Given the head of a singly linked list, determine whether the sequence of values reads identically forward and backward.

Example 1:

Input: 1 -> 2
Output: false

Example 2:

Input: 1 -> 2 -> 2 -> 1
Output: true

Approach 1: Fast and Slow Pointers with In-Place Reversal

This method achieves O(n) time and O(1) space by temporarily restructuring the list.

Algorithm Steps:

1. Traverse the list using two pointers moving at different speeds to locate the midpoint
2. Reverse the latter half of the list in place
3. Compare node values between the first half and the reversed second half
4. Restore the original list structure for data integrity

/**
 * Definition for singly-linked list.
 * public class ListNode {
 *     int val;
 *     ListNode next;
 *     ListNode(int x) { val = x; }
 * }
 */
class Solution {
    public boolean isPalindrome(ListNode head) {
        if (head == null || head.next == null) {
            return true;
        }
        
        ListNode midPoint = locateMiddle(head);
        ListNode secondHalfStart = reverseSegment(midPoint.next);
        
        ListNode pointerA = head;
        ListNode pointerB = secondHalfStart;
        boolean isPalin = true;
        
        while (isPalin && pointerB != null) {
            if (pointerA.val != pointerB.val) {
                isPalin = false;
            }
            pointerA = pointerA.next;
            pointerB = pointerB.next;
        }
        
        midPoint.next = reverseSegment(secondHalfStart);
        
        return isPalin;
    }
    
    private ListNode locateMiddle(ListNode head) {
        ListNode slow = head;
        ListNode fast = head;
        
        while (fast.next != null && fast.next.next != null) {
            slow = slow.next;
            fast = fast.next.next;
        }
        
        return slow;
    }
    
    private ListNode reverseSegment(ListNode head) {
        ListNode previous = null;
        ListNode current = head;
        
        while (current != null) {
            ListNode nextTemp = current.next;
            current.next = previous;
            previous = current;
            current = nextTemp;
        }
        
        return previous;
    }
}

Complexity Analysis:

• Time Complexity: O(n) — The list is traversed a constant number of times.
• Space Complexity: O(1) — Only a fixed number of pointer variables are utilized.

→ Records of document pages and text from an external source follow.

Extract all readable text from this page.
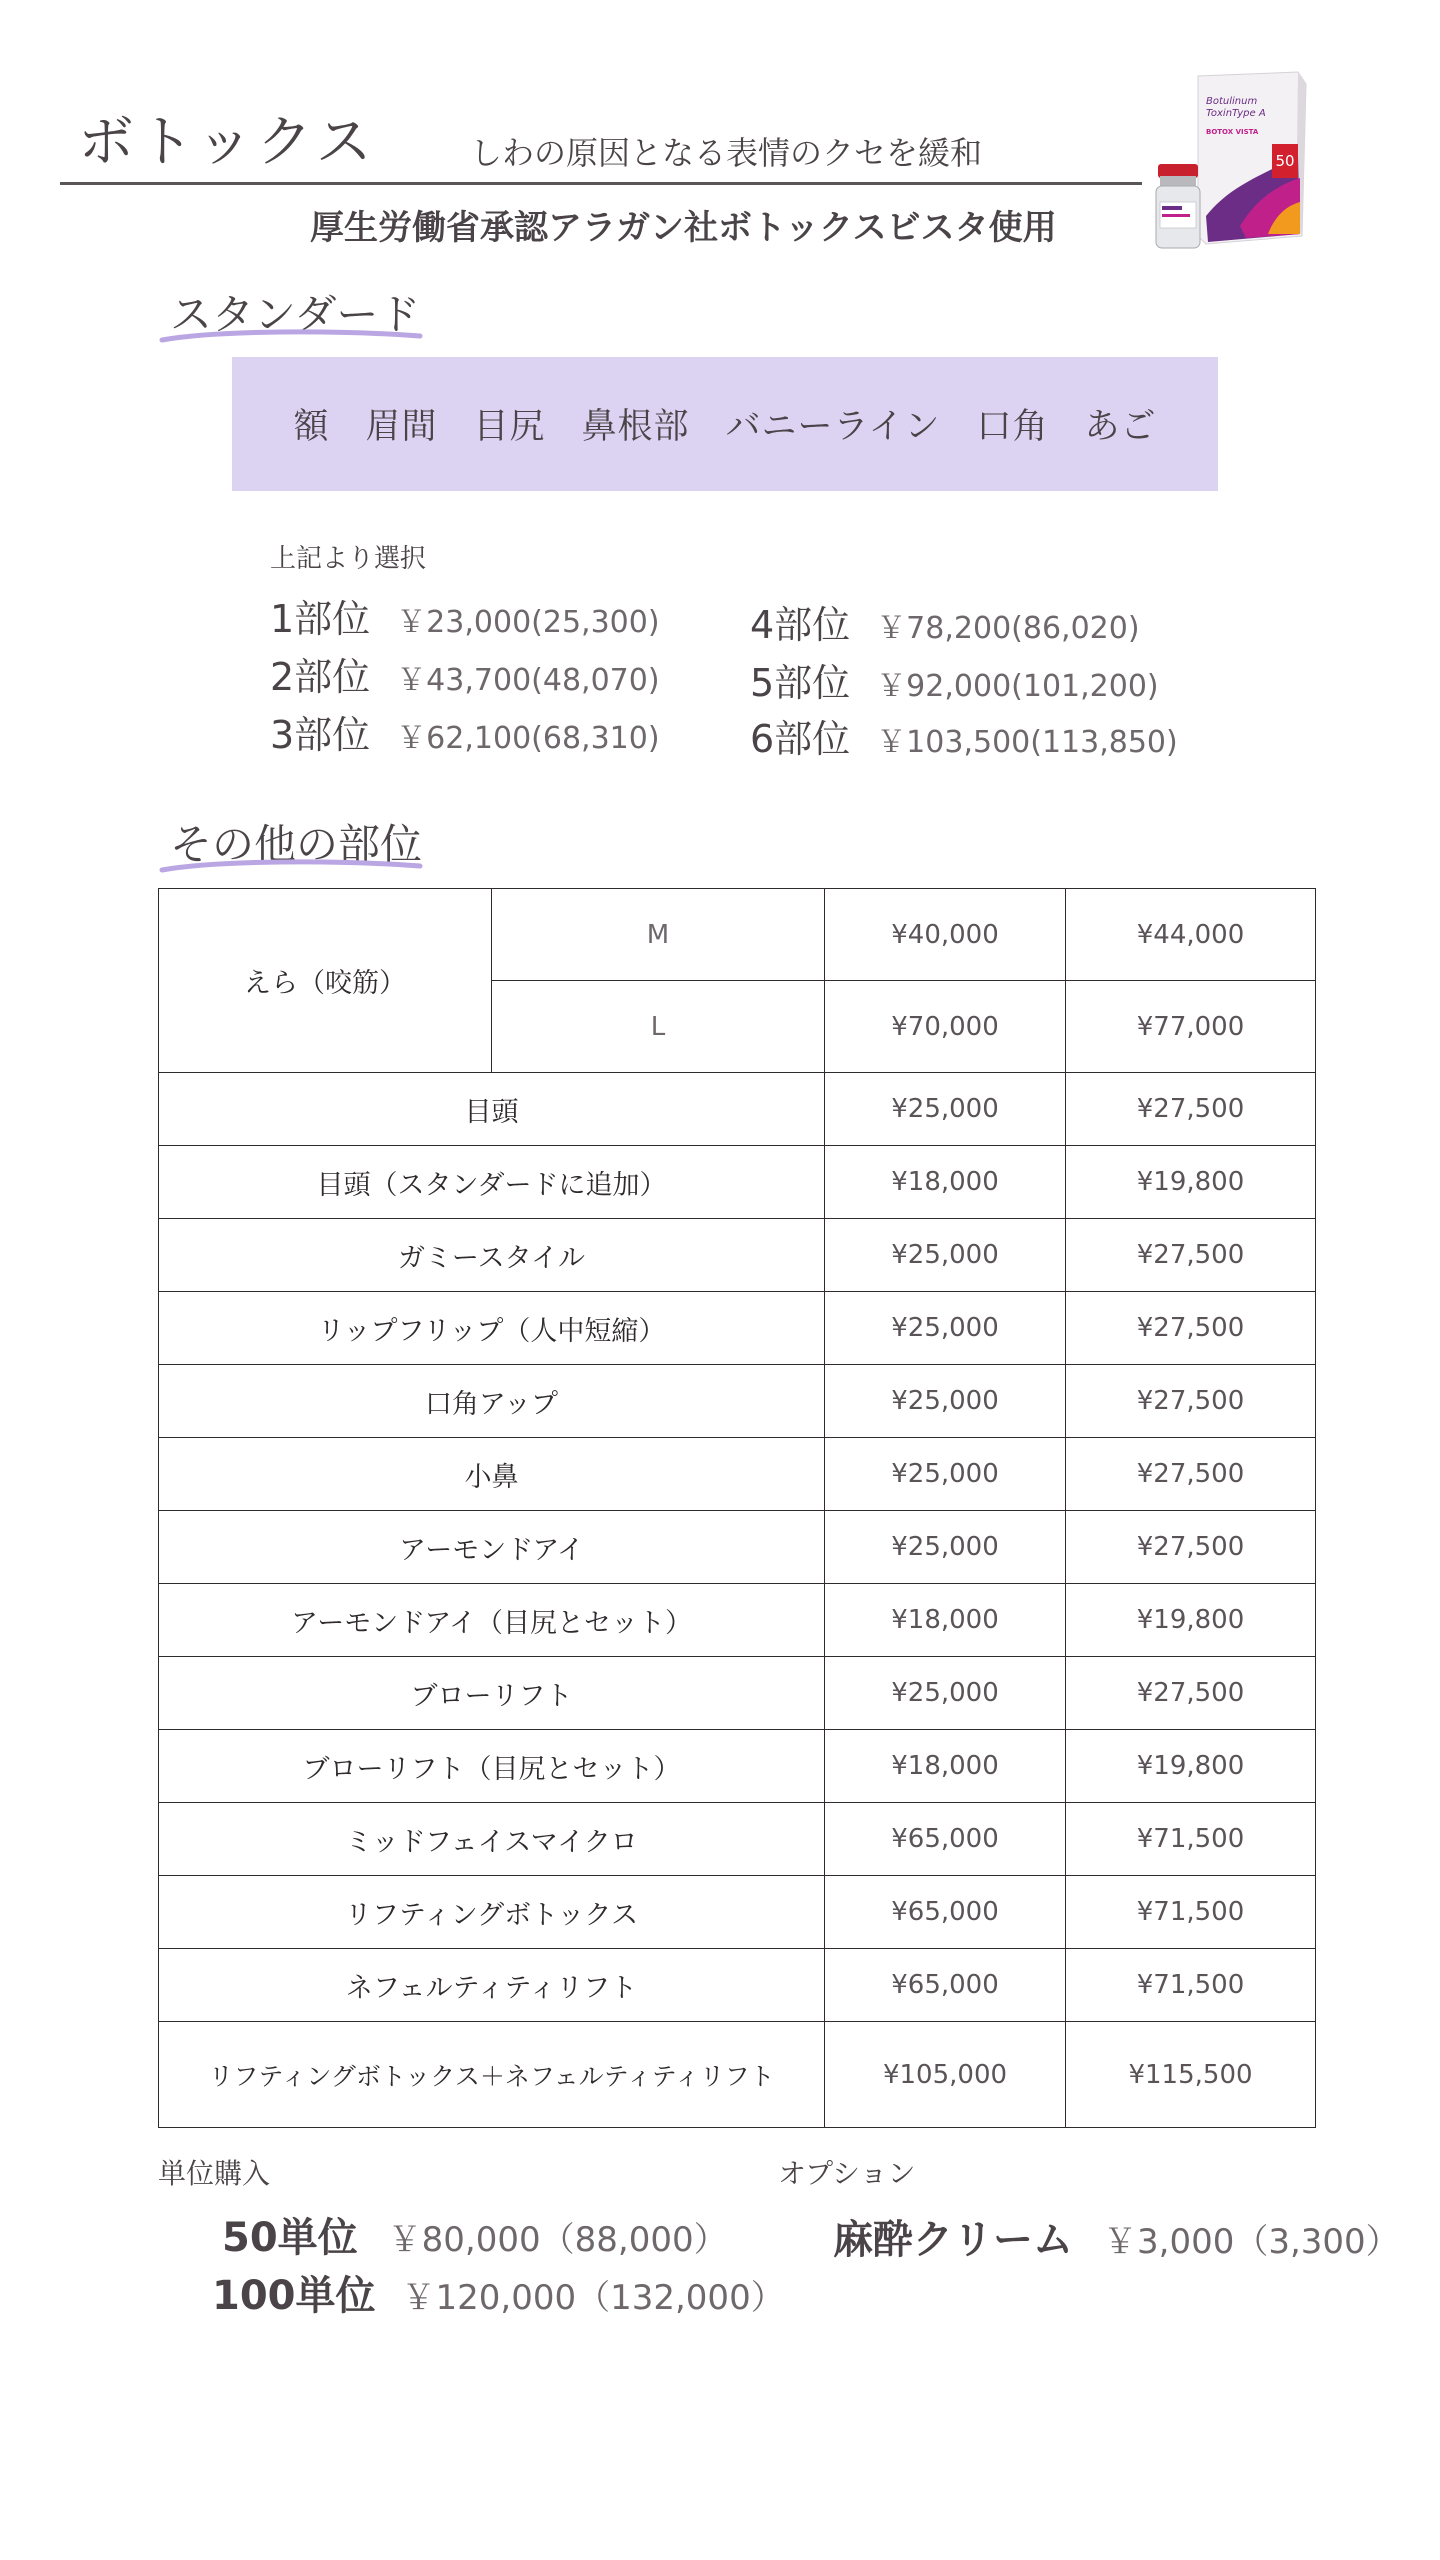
ボトックス	しわの原因となる表情のクセを緩和
厚生労働省承認アラガン社ボトックスビスタ使用
50
Botulinum
ToxinType A
BOTOX VISTA
スタンダード
額　眉間　目尻　鼻根部　バニーライン　口角　あご
上記より選択
1部位 ￥23,000(25,300)
2部位 ￥43,700(48,070)
3部位 ￥62,100(68,310)
4部位 ￥78,200(86,020)
5部位 ￥92,000(101,200)
6部位 ￥103,500(113,850)
その他の部位
えら（咬筋）	M	¥40,000	¥44,000
	L	¥70,000	¥77,000
目頭		¥25,000	¥27,500
目頭（スタンダードに追加）		¥18,000	¥19,800
ガミースタイル		¥25,000	¥27,500
リップフリップ（人中短縮）		¥25,000	¥27,500
口角アップ		¥25,000	¥27,500
小鼻		¥25,000	¥27,500
アーモンドアイ		¥25,000	¥27,500
アーモンドアイ（目尻とセット）		¥18,000	¥19,800
ブローリフト		¥25,000	¥27,500
ブローリフト（目尻とセット）		¥18,000	¥19,800
ミッドフェイスマイクロ		¥65,000	¥71,500
リフティングボトックス		¥65,000	¥71,500
ネフェルティティリフト		¥65,000	¥71,500
リフティングボトックス＋ネフェルティティリフト		¥105,000	¥115,500
単位購入
50単位 ￥80,000（88,000）
100単位 ￥120,000（132,000）
オプション
麻酔クリーム ￥3,000（3,300）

Approach 2: Array Conversion with Bidirectional Traversal

A simpler solution that uses additional memory for clarity:

1. Extract all node values into a dynamic array
2. Check for palindrome property using two pointers from opposite ends

class Solution {
    public boolean isPalindrome(ListNode head) {
        List<Integer> valueList = new ArrayList<>();
        
        ListNode traversalNode = head;
        while (traversalNode != null) {
            valueList.add(traversalNode.val);
            traversalNode = traversalNode.next;
        }
        
        int left = 0;
        int right = valueList.size() - 1;
        
        while (left < right) {
            if (!valueList.get(left).equals(valueList.get(right))) {
                return false;
            }
            left++;
            right--;
        }
        
        return true;
    }
}

Complexity Analysis:

• Time Complexity: O(n) — One full traversal to copy values, followed by O(n/2) comparisons.
• Space Complexity: O(n) — An array is allocated to store all element values.